Nathan Sass

Barack Obama, American Idol

In Barack Obama, Politics on September 28, 2010 at 5:00 AM

Quick quiz: Name the last 4 winners of American Idol.

Time’s up. They are Lee DeWyze (2010), Kris Allen (2009), David Cook (2008), and Jordin Sparks (2007). I only know that because I had to look it up on Google.  They also all have something in common with the current President. 

Each of those artists were for a brief period at the height of popularity and fame, and yet a scant few months later they are all but forgotten by most Americans. Sure, there are fans of the show who remember them, but the majority of the world doesn’t.

The Beatles they ain’t, that’s for sure.

Barack Obama’s latest appearances in very blue places have been, generously speaking, sparsely attended for a sitting President only 20 months into his first term. At an event in the bluest city around, New York, he could not even sell out a fundraiser with ticket prices at a paltry $50.

Just like an American Idol champion, Obama’s star has faded fast. I, for one, am not surprised at all.

Obama was swept into power by the same mechanisms that lifted David Cook to the pinnacle of fame. Relentless hype based on a cult of personality that built into a frenzy, but lacked any real substance.

Sadly for the POTUS, such things are always doomed to one of two outcomes.

One is one that has tragic outcomes for millions of people. The same cult of personality lifted leaders to the heights throughout human history. The names are a literal murderer’s row of evil: Lenin, Stalin, Hitler, Mussolini, Peron, Castro, and Chavez among hundreds of others less well known.

Each of these men was swept to power in the same basic swirl of almost mindless excitement and substance-less hype that propelled Obama to power. However, unlike Obama, when they achieved their power they immediately worked to consolidate it and perpetuate it through fear, intimidation and outright murder of opponents.

Crowds continued to throng to them, not out of adoration, but out of fear for their lives. Privately many of their subjects despised them, but would never dare to speak out, even to their friends and family.

The other outcome is what we see in the US today, and frankly it is not new to Presidential politics. For example, in 1975 Carter was swept to power in largely the same way. His star faded faster than most in modern politics, and he was drubbed in his reelection bid.

In the US, it is virtually impossible to accomplish what the previous list’s members did. Obama is unable, thanks in no small part to the vision of the founders, to rule through fear and intimidation.

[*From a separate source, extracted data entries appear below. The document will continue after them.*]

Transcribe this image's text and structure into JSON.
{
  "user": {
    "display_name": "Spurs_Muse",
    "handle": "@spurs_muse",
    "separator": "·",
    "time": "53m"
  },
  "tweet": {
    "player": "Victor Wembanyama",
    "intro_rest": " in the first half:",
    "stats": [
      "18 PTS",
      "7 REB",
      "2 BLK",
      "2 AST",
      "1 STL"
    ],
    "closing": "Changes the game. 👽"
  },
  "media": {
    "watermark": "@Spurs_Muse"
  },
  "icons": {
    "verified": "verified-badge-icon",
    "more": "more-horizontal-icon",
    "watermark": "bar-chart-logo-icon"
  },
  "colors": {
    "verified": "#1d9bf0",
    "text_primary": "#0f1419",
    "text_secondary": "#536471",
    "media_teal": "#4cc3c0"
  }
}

People, then are free to leave him in their droves, once the swirl of the cult of personality dissipates, and they are left with only his actions and policies to base their support on.

In 2008, there were t-shirts galore with his face on them. There were posters with his image and simplistic non-statements like “HOPE” emblazoned below his face everywhere you looked.

But “hope” means almost nothing concrete, and when the concrete policy is revealed, the warm fuzzy feeling is replaced with something of far more substance.  People have something firm to base their opinions on, and stop thinking in vague generalities.

A cult of personality is always doomed, and will always claim its victims. Either the people pay with their lives or the leader pays with their political lives.

In the US, baring some serious negative developments, the Constitution guarantees that the latter will always hold. Those founding fathers were so much more visionary than we could ever comprehend.

Obama and the Democrats are only now discovering that he is the political equivalent of David Cook. Hot for a second, until people hear him outside the hype machine, and then he just becomes a marginal singer people are not at all in love with.

This is why issues matter, and we need to make sure we always require ourselves to support candidates on the issues, not because they are “cool” and “in”.